String.split considered harmful


Following the tradition started by Dijkstra in the sixties, I want to warn you all: Java’s String.split should be considered harmful. But first, some context.

As Ben Moseley and Peter Marks explain in Out of the Tar Pit there are two main techniques used to understand a piece of software: informal reasoning and testing. They bet on the former as being the most important (emphasis in the original):

Of the two informal reasoning is the most important by far. This is because –as we shall see below– there are inherent limits to what can be achieved by testing, and because informal reasoning (by virtue of being an inherent part of the development process) is always used.

Even testing is, in some sense, guided by informal reasoning. For this reason, we should be very wary of how designs aid or hamper our reasoning about the code. String.split is an unfortunate example of the latter and I frequently see related bugs when doing code reviews.

Apart from stark simplicity (less stuff, less intertwined components) one thing that fosters our ability to reason is relying on properties that the different designs have. These can be things like knowing that the returned value is never empty, there is symmetry if we switch the arguments order, there is independence between calls, data structures are immutable and we not worry about other parts of the program changing them, some invariant holds, etc.

Let’s imagine that we need a function to split some input string in words discarding the white space.
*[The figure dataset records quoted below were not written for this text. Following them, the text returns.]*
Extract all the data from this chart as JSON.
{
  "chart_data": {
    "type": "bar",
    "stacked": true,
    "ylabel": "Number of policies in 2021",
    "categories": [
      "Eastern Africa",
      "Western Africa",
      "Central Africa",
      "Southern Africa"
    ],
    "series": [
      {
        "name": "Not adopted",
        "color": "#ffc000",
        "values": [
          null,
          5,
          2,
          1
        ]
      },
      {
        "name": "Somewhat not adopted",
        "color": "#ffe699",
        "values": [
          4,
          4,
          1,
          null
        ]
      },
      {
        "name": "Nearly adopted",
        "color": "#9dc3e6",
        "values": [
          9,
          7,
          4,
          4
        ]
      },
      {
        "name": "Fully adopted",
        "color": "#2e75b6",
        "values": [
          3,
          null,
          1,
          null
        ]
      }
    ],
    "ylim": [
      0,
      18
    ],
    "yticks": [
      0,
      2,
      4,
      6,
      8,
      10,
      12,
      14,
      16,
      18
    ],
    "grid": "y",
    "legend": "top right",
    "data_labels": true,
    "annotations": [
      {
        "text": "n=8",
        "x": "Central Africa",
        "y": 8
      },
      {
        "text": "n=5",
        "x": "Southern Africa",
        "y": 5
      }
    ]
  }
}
If we don’t believe in testing (this function is so simple, what can go wrong?) this is what we are going to write and ship to production:

def split(text: String): List[String] =
  text.split("\\s+").toList

However, this implementation is wrong because String.split does not behave like we expect.

A classical move when doing TDD is starting with the degenerate case and then more complicated ones.

scala> split("")
res0: List[String] = List("")

scala> split("hello")
res1: List[String] = List(hello)

scala> split("hello world")
res2: List[String] = List(hello, world)

Through testing we have learned about the exceptional behavior of String.split for the empty input so we improve our function.
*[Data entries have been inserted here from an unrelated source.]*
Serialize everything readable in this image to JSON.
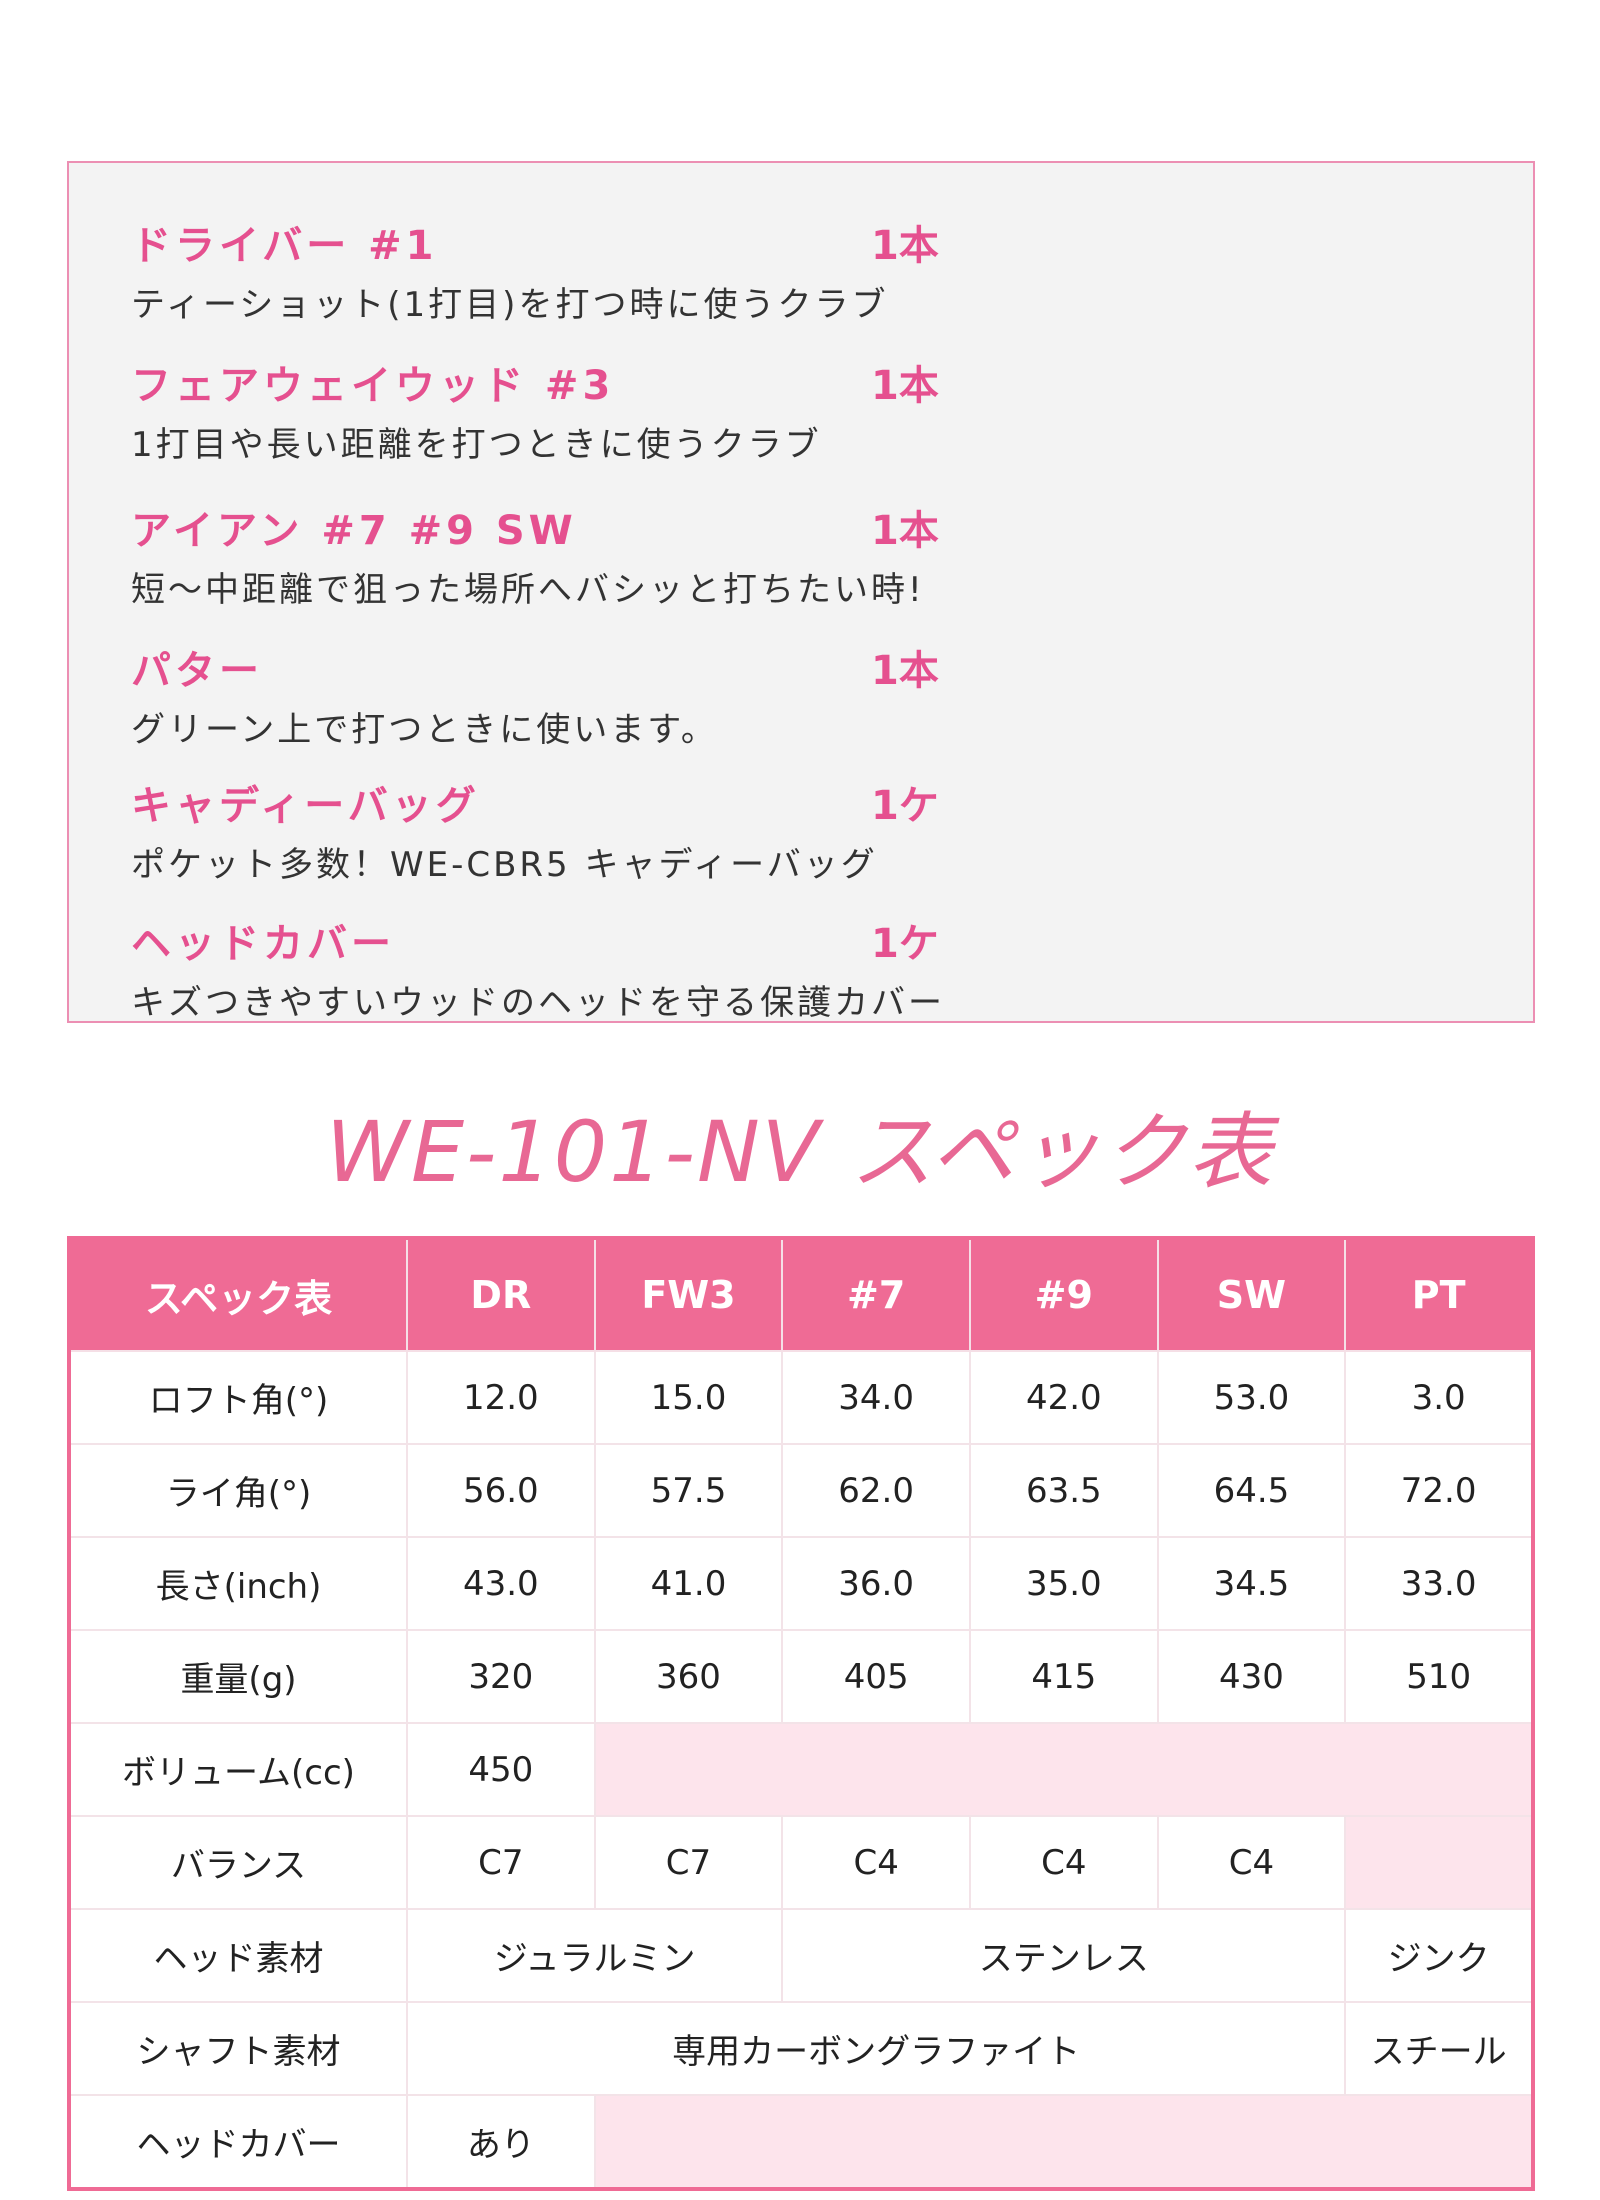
{
  "items": [
    {
      "name": "ドライバー #1",
      "qty": "1本",
      "desc": "ティーショット(1打目)を打つ時に使うクラブ"
    },
    {
      "name": "フェアウェイウッド #3",
      "qty": "1本",
      "desc": "1打目や長い距離を打つときに使うクラブ"
    },
    {
      "name": "アイアン #7 #9 SW",
      "qty": "1本",
      "desc": "短～中距離で狙った場所へバシッと打ちたい時!"
    },
    {
      "name": "パター",
      "qty": "1本",
      "desc": "グリーン上で打つときに使います。"
    },
    {
      "name": "キャディーバッグ",
      "qty": "1ケ",
      "desc": "ポケット多数！WE-CBR5 キャディーバッグ"
    },
    {
      "name": "ヘッドカバー",
      "qty": "1ケ",
      "desc": "キズつきやすいウッドのヘッドを守る保護カバー"
    }
  ],
  "title": "WE-101-NV スペック表",
  "table": {
    "headers": [
      "スペック表",
      "DR",
      "FW3",
      "#7",
      "#9",
      "SW",
      "PT"
    ],
    "rows": {
      "loft": [
        "ロフト角(°)",
        "12.0",
        "15.0",
        "34.0",
        "42.0",
        "53.0",
        "3.0"
      ],
      "lie": [
        "ライ角(°)",
        "56.0",
        "57.5",
        "62.0",
        "63.5",
        "64.5",
        "72.0"
      ],
      "length": [
        "長さ(inch)",
        "43.0",
        "41.0",
        "36.0",
        "35.0",
        "34.5",
        "33.0"
      ],
      "weight": [
        "重量(g)",
        "320",
        "360",
        "405",
        "415",
        "430",
        "510"
      ],
      "volume": [
        "ボリューム(cc)",
        "450"
      ],
      "balance": [
        "バランス",
        "C7",
        "C7",
        "C4",
        "C4",
        "C4"
      ],
      "head": [
        "ヘッド素材",
        "ジュラルミン",
        "ステンレス",
        "ジンク"
      ],
      "shaft": [
        "シャフト素材",
        "専用カーボングラファイト",
        "スチール"
      ],
      "cover": [
        "ヘッドカバー",
        "あり"
      ]
    }
  },
  "colors": {
    "accent": "#ef6b95",
    "empty_cell": "#fde4ec"
  }
}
def split(text: String): List[String] =
  if (text.isEmpty) List.empty
  else text.split("\\s+").toList

But, are we done yet? We could examine the implementation of String.split but the code is a little bit convoluted so we might be overlooking something. How can we gain confidence?

Property-based testing can be a useful tool in situations like this. We can directly specify the property we want to rely on and let the test environment to generate random inputs to test it. In this case, the property we were expecting to hold expressed in plain English was:

Given any list of words (contiguous non white space), no matter how interleaved with white space I can recover the original list of words with the split function.
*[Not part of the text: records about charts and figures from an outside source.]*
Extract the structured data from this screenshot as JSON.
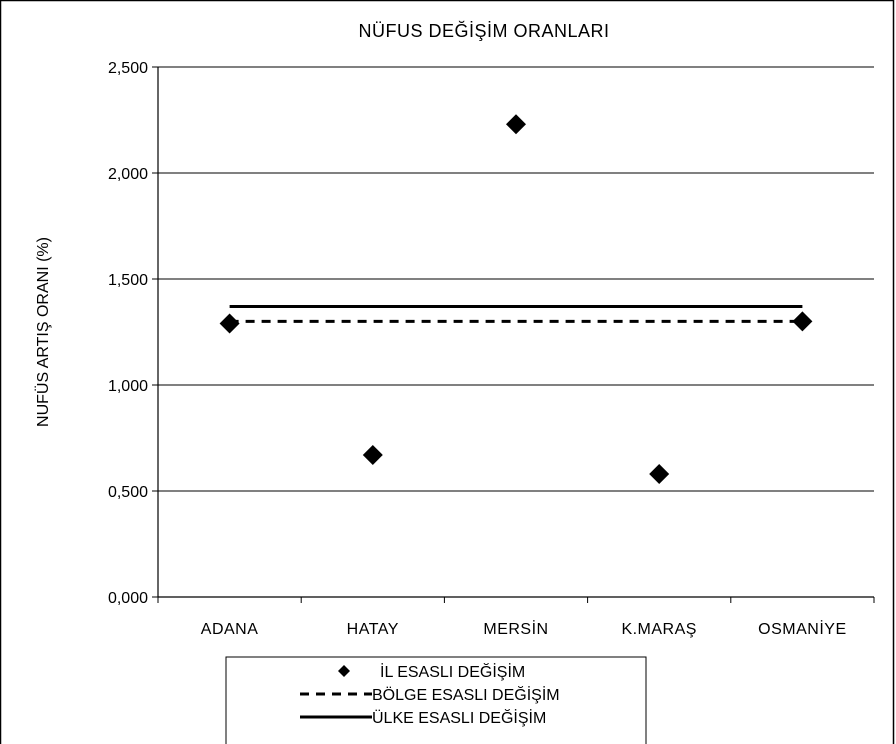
{
  "chart_data": {
    "type": "scatter",
    "title": "NÜFUS DEĞİŞİM ORANLARI",
    "xlabel": "",
    "ylabel": "NUFÜS ARTIŞ ORANI (%)",
    "categories": [
      "ADANA",
      "HATAY",
      "MERSİN",
      "K.MARAŞ",
      "OSMANİYE"
    ],
    "ylim": [
      0,
      2.5
    ],
    "yticks": [
      0,
      0.5,
      1.0,
      1.5,
      2.0,
      2.5
    ],
    "ytick_labels": [
      "0,000",
      "0,500",
      "1,000",
      "1,500",
      "2,000",
      "2,500"
    ],
    "grid": true,
    "legend_position": "bottom",
    "series": [
      {
        "name": "İL ESASLI DEĞİŞİM",
        "style": "diamond-markers",
        "values": [
          1.29,
          0.67,
          2.23,
          0.58,
          1.3
        ]
      },
      {
        "name": "BÖLGE ESASLI DEĞİŞİM",
        "style": "dashed-line",
        "values": [
          1.3,
          1.3,
          1.3,
          1.3,
          1.3
        ]
      },
      {
        "name": "ÜLKE ESASLI DEĞİŞİM",
        "style": "solid-line",
        "values": [
          1.37,
          1.37,
          1.37,
          1.37,
          1.37
        ]
      }
    ],
    "colors": {
      "marker": "#000000",
      "line": "#000000",
      "grid": "#000000"
    }
  }
}
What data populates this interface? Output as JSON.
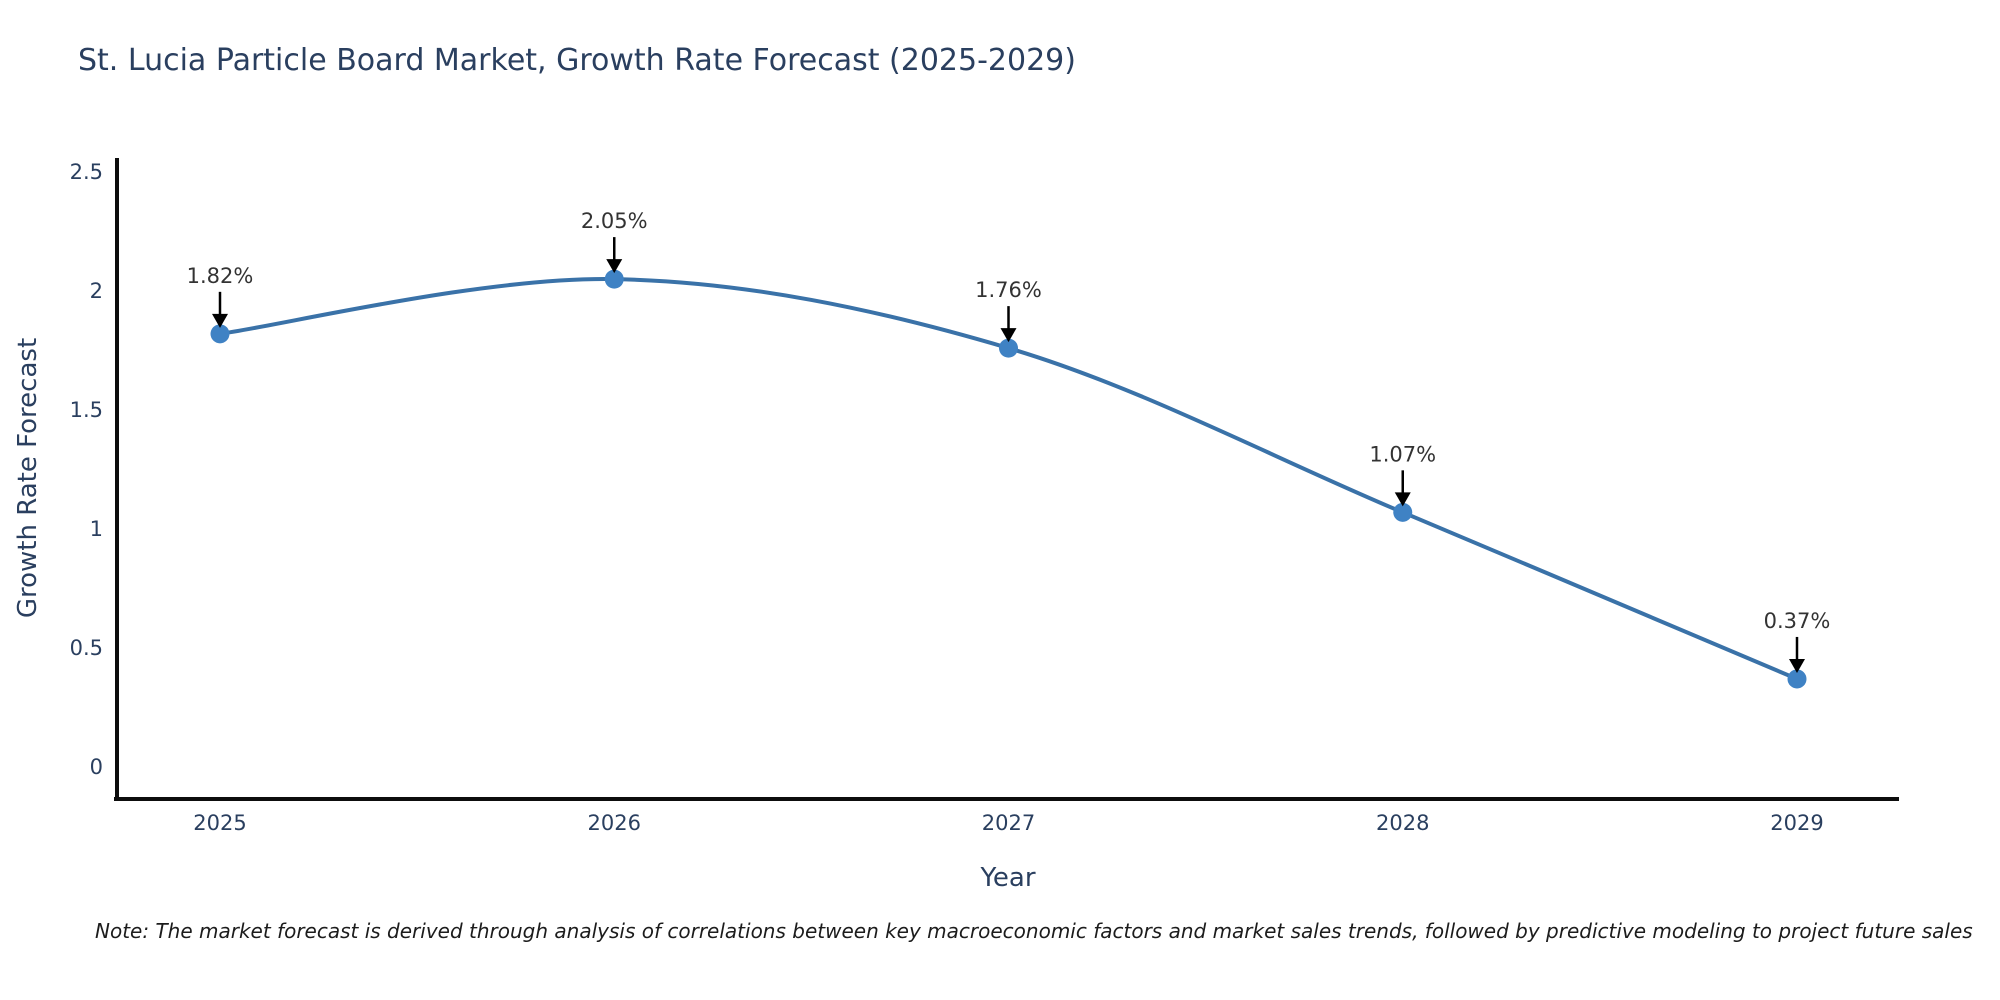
{
  "title": "St. Lucia Particle Board Market, Growth Rate Forecast (2025-2029)",
  "note": "Note: The market forecast is derived through analysis of correlations between key macroeconomic factors and market sales trends, followed by predictive modeling to project future sales",
  "colors": {
    "line": "#3a72a8",
    "marker": "#3f82c4",
    "axis": "#0d0d0d",
    "tick_text": "#2a3f5f",
    "annotation_text": "#333333",
    "annotation_arrow": "#000000",
    "background": "#ffffff"
  },
  "chart_data": {
    "type": "line",
    "title": "St. Lucia Particle Board Market, Growth Rate Forecast (2025-2029)",
    "xlabel": "Year",
    "ylabel": "Growth Rate Forecast",
    "x": [
      2025,
      2026,
      2027,
      2028,
      2029
    ],
    "values": [
      1.82,
      2.05,
      1.76,
      1.07,
      0.37
    ],
    "point_labels": [
      "1.82%",
      "2.05%",
      "1.76%",
      "1.07%",
      "0.37%"
    ],
    "xticks": [
      "2025",
      "2026",
      "2027",
      "2028",
      "2029"
    ],
    "yticks": [
      0,
      0.5,
      1,
      1.5,
      2,
      2.5
    ],
    "ytick_labels": [
      "0",
      "0.5",
      "1",
      "1.5",
      "2",
      "2.5"
    ],
    "ylim": [
      -0.135,
      2.56
    ],
    "line_shape": "spline",
    "grid": false,
    "legend_position": "none",
    "marker": "circle"
  }
}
We can easily define a couple of scalacheck generators for the text and the white space:

val words = Gen.listOf(Gen.identifier.suchThat(_.nonEmpty))
val delimiter = Gen.nonEmptyListOf(Gen.oneOf(' ', '\t', '\n')).map(_.mkString)

And then the property itself:

it should "split text on whitespace" in {
  forAll(
    (delimiter, "prefix"),
    (delimiter, "separator"),
    (delimiter, "suffix"),
    (words, "words")
  ) { (prefix, separator, suffix, words) =>
    val input = words.mkString(prefix, separator, suffix)
    split(input) should be === words
  }
}

Immediately, scalacheck finds a counterexample for our test.

Message: List("", "e") was not equal to List("e")
Location: (StringSplitTest.scala:22)
Occurred when passed generated values (
  prefix = " ",
  separator = "", // 1 shrink
  suffix = " ",
  words = List(e) // 1 shrink
)

Looks like prefixed white space creates an initial empty string out of the blue. Next iteration:

def split(text: String): List[String] =
  if (text.isEmpty) List.empty
  else text.trim.split("\\s+").toList

Are we lucky?

Message: List("") was not equal to List()
Location: (StringSplitTest.scala:22)
Occurred when passed generated values (
  prefix = " ",
  separator = " ",
  suffix = " ",
  words = List()
)

Aaaarrg! Let’s change our strategy to just filtering empty strings in the output.

def split(text: String): List[String] =
  text.split("\\s+").filter(_.nonEmpty).toList

This time the tests pass (no counterexample found) and we have more confidence on our code supporting the property we initially were assuming. We have learned how pernicious String.split is. Avoid it and be very suspicious of any code review in which it shows up.

Disjkstra: therefore String.split is dangerous as hell

But we have learned something way more valuable through this (contrived) example: property based testing is a bridge between informal reasoning understanding and testing-based understanding. We enhance our reasoning thanks to a property that is “verified” through testing.

Note the quotes in “verified”. We cannot exhaustively check all inputs in the general case so we are highly confident but not this-is-proven confident. This is nice for properties that escape static analysis but we are better off when we can rely on the compiler or linter.